„Mensur“ (lat. mensura = Messen, Maß) bezeichnet den Fechtabstand. Dieser lässt sich z.B. dadurch definieren, welche Beinbewegungen zum Erreichen des Gegners nötig sind. Hierbei geht man von einer Standard-Beinbewegung aus – also dem Wechselschritt.

In der europäischen Fechtkunst ist die Kontrolle des Fechtabstandes mit der wichtigste Part!

Weite Mensur

Die Klingen berühren sich hier zunächst nicht. In der Weiten Mensur erreicht man den Gegner mit der Klinge durch eine zusammengesetzte Beinbewegung, also z.B. Wechselschritt und Fechtschritt.

Die weite Mensur ist in der Regel die Mensur, in welcher Freikämpfe beginnen.

Mittlere Mensur

Die Klingen berühren sich hier im oberen Drittel.
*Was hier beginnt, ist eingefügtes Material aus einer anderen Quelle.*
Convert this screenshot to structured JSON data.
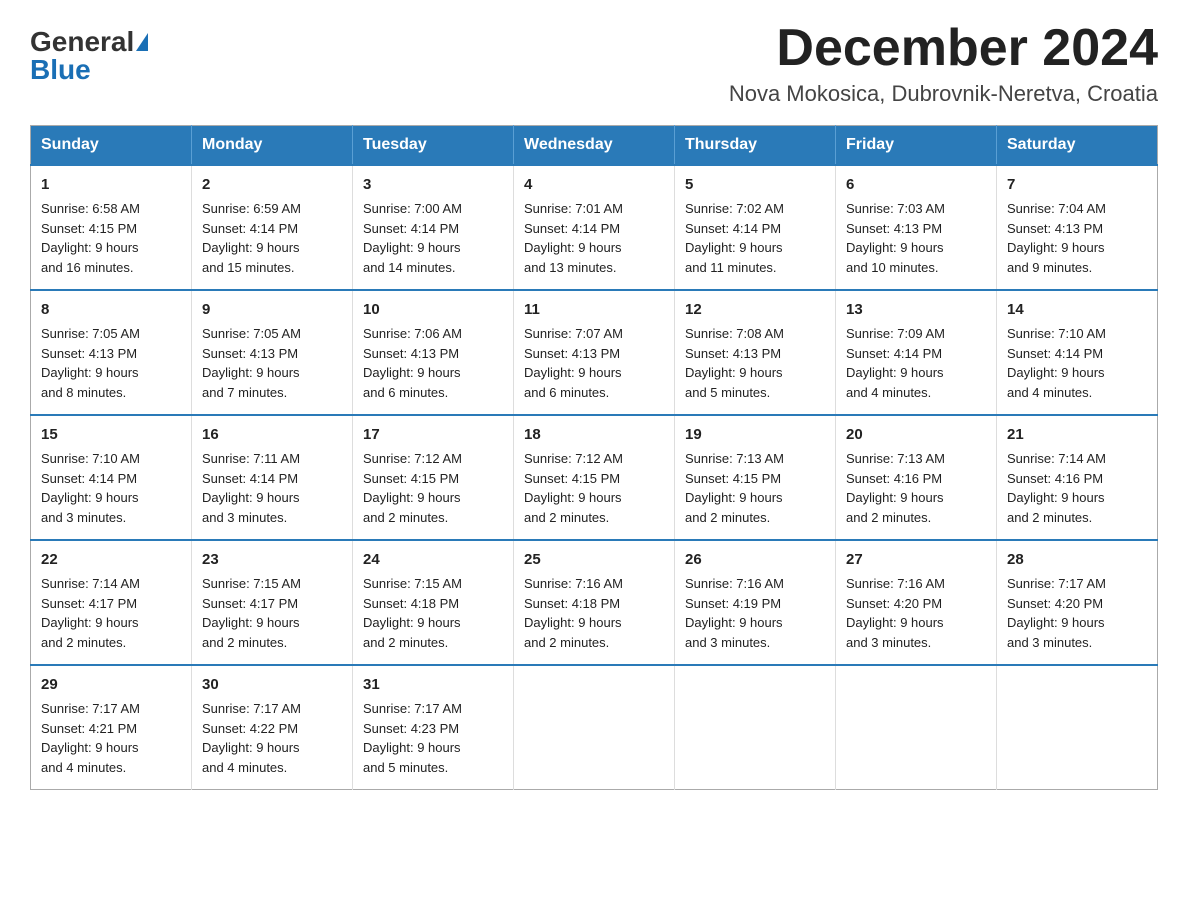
{
  "logo": {
    "general": "General",
    "blue": "Blue"
  },
  "header": {
    "month_year": "December 2024",
    "location": "Nova Mokosica, Dubrovnik-Neretva, Croatia"
  },
  "days_of_week": [
    "Sunday",
    "Monday",
    "Tuesday",
    "Wednesday",
    "Thursday",
    "Friday",
    "Saturday"
  ],
  "weeks": [
    [
      {
        "day": "1",
        "sunrise": "6:58 AM",
        "sunset": "4:15 PM",
        "daylight": "9 hours and 16 minutes."
      },
      {
        "day": "2",
        "sunrise": "6:59 AM",
        "sunset": "4:14 PM",
        "daylight": "9 hours and 15 minutes."
      },
      {
        "day": "3",
        "sunrise": "7:00 AM",
        "sunset": "4:14 PM",
        "daylight": "9 hours and 14 minutes."
      },
      {
        "day": "4",
        "sunrise": "7:01 AM",
        "sunset": "4:14 PM",
        "daylight": "9 hours and 13 minutes."
      },
      {
        "day": "5",
        "sunrise": "7:02 AM",
        "sunset": "4:14 PM",
        "daylight": "9 hours and 11 minutes."
      },
      {
        "day": "6",
        "sunrise": "7:03 AM",
        "sunset": "4:13 PM",
        "daylight": "9 hours and 10 minutes."
      },
      {
        "day": "7",
        "sunrise": "7:04 AM",
        "sunset": "4:13 PM",
        "daylight": "9 hours and 9 minutes."
      }
    ],
    [
      {
        "day": "8",
        "sunrise": "7:05 AM",
        "sunset": "4:13 PM",
        "daylight": "9 hours and 8 minutes."
      },
      {
        "day": "9",
        "sunrise": "7:05 AM",
        "sunset": "4:13 PM",
        "daylight": "9 hours and 7 minutes."
      },
      {
        "day": "10",
        "sunrise": "7:06 AM",
        "sunset": "4:13 PM",
        "daylight": "9 hours and 6 minutes."
      },
      {
        "day": "11",
        "sunrise": "7:07 AM",
        "sunset": "4:13 PM",
        "daylight": "9 hours and 6 minutes."
      },
      {
        "day": "12",
        "sunrise": "7:08 AM",
        "sunset": "4:13 PM",
        "daylight": "9 hours and 5 minutes."
      },
      {
        "day": "13",
        "sunrise": "7:09 AM",
        "sunset": "4:14 PM",
        "daylight": "9 hours and 4 minutes."
      },
      {
        "day": "14",
        "sunrise": "7:10 AM",
        "sunset": "4:14 PM",
        "daylight": "9 hours and 4 minutes."
      }
    ],
    [
      {
        "day": "15",
        "sunrise": "7:10 AM",
        "sunset": "4:14 PM",
        "daylight": "9 hours and 3 minutes."
      },
      {
        "day": "16",
        "sunrise": "7:11 AM",
        "sunset": "4:14 PM",
        "daylight": "9 hours and 3 minutes."
      },
      {
        "day": "17",
        "sunrise": "7:12 AM",
        "sunset": "4:15 PM",
        "daylight": "9 hours and 2 minutes."
      },
      {
        "day": "18",
        "sunrise": "7:12 AM",
        "sunset": "4:15 PM",
        "daylight": "9 hours and 2 minutes."
      },
      {
        "day": "19",
        "sunrise": "7:13 AM",
        "sunset": "4:15 PM",
        "daylight": "9 hours and 2 minutes."
      },
      {
        "day": "20",
        "sunrise": "7:13 AM",
        "sunset": "4:16 PM",
        "daylight": "9 hours and 2 minutes."
      },
      {
        "day": "21",
        "sunrise": "7:14 AM",
        "sunset": "4:16 PM",
        "daylight": "9 hours and 2 minutes."
      }
    ],
    [
      {
        "day": "22",
        "sunrise": "7:14 AM",
        "sunset": "4:17 PM",
        "daylight": "9 hours and 2 minutes."
      },
      {
        "day": "23",
        "sunrise": "7:15 AM",
        "sunset": "4:17 PM",
        "daylight": "9 hours and 2 minutes."
      },
      {
        "day": "24",
        "sunrise": "7:15 AM",
        "sunset": "4:18 PM",
        "daylight": "9 hours and 2 minutes."
      },
      {
        "day": "25",
        "sunrise": "7:16 AM",
        "sunset": "4:18 PM",
        "daylight": "9 hours and 2 minutes."
      },
      {
        "day": "26",
        "sunrise": "7:16 AM",
        "sunset": "4:19 PM",
        "daylight": "9 hours and 3 minutes."
      },
      {
        "day": "27",
        "sunrise": "7:16 AM",
        "sunset": "4:20 PM",
        "daylight": "9 hours and 3 minutes."
      },
      {
        "day": "28",
        "sunrise": "7:17 AM",
        "sunset": "4:20 PM",
        "daylight": "9 hours and 3 minutes."
      }
    ],
    [
      {
        "day": "29",
        "sunrise": "7:17 AM",
        "sunset": "4:21 PM",
        "daylight": "9 hours and 4 minutes."
      },
      {
        "day": "30",
        "sunrise": "7:17 AM",
        "sunset": "4:22 PM",
        "daylight": "9 hours and 4 minutes."
      },
      {
        "day": "31",
        "sunrise": "7:17 AM",
        "sunset": "4:23 PM",
        "daylight": "9 hours and 5 minutes."
      },
      null,
      null,
      null,
      null
    ]
  ],
  "labels": {
    "sunrise": "Sunrise:",
    "sunset": "Sunset:",
    "daylight": "Daylight:"
  }
}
In der Mittleren Mensur erreicht man den Gegner mit der Klinge durch eine einfache Beinbewegung, klassischerweise durch einen Wechselschritt oder Ausfallschritt.
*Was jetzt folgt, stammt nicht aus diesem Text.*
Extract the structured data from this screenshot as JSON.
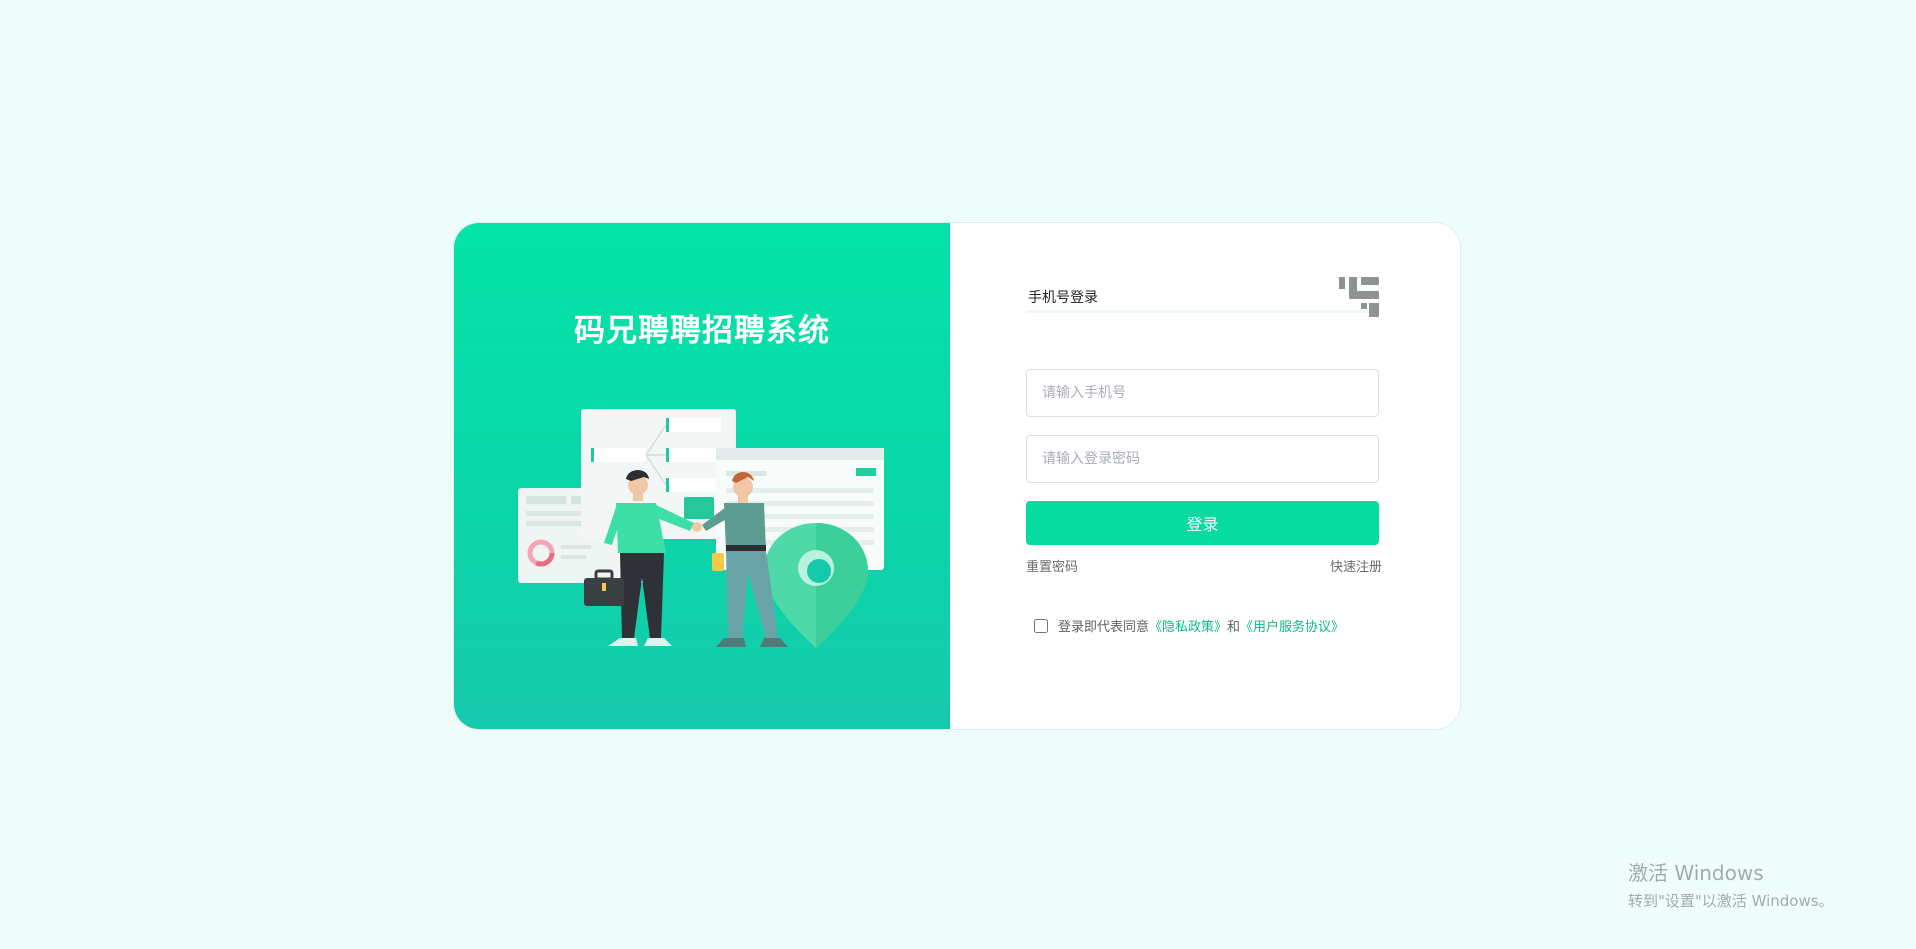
{
  "brand": {
    "title": "码兄聘聘招聘系统",
    "accent_color": "#06dba0",
    "gradient_top": "#04e4a8",
    "gradient_bottom": "#16c9ab"
  },
  "login": {
    "tab_label": "手机号登录",
    "qr_icon": "qr-code-corner-icon",
    "phone_placeholder": "请输入手机号",
    "password_placeholder": "请输入登录密码",
    "submit_label": "登录",
    "reset_label": "重置密码",
    "register_label": "快速注册"
  },
  "agreement": {
    "prefix": "登录即代表同意",
    "privacy_link": "《隐私政策》",
    "conjunction": "和",
    "service_link": "《用户服务协议》",
    "checked": false
  },
  "watermark": {
    "line1": "激活 Windows",
    "line2": "转到\"设置\"以激活 Windows。"
  }
}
Diese Mensur muss im Freikampf überwunden werden, um den Gegner zu erreichen. Im Unterricht eignet sie sich zum Techniktraining.

Nahe Mensur

In der Nahen Mensur kann man den Gegner direkt mit der Klinge erreichen. In diese Mensur begibt sich nur einer der beiden Fechter freiwillig. Man nennt dies: die Mensur „stehlen“ oder „brechen“.

Enge Mensur

In der Engen Mensur ist man in der Lage, den Gegner mit dem Knauf oder den Händen zu erreichen. Das Ringen am Schwert findet in dieser Mensur z.B. Anwendung.

Diese Mensur nimmt eine Sonderstellung ein, da hier die Vorteile des Langen Schwertes kaum noch zum Tragen kommen. Im Laufe der Geschichte verlor die Enge Mensur immer mehr an Bedeutung.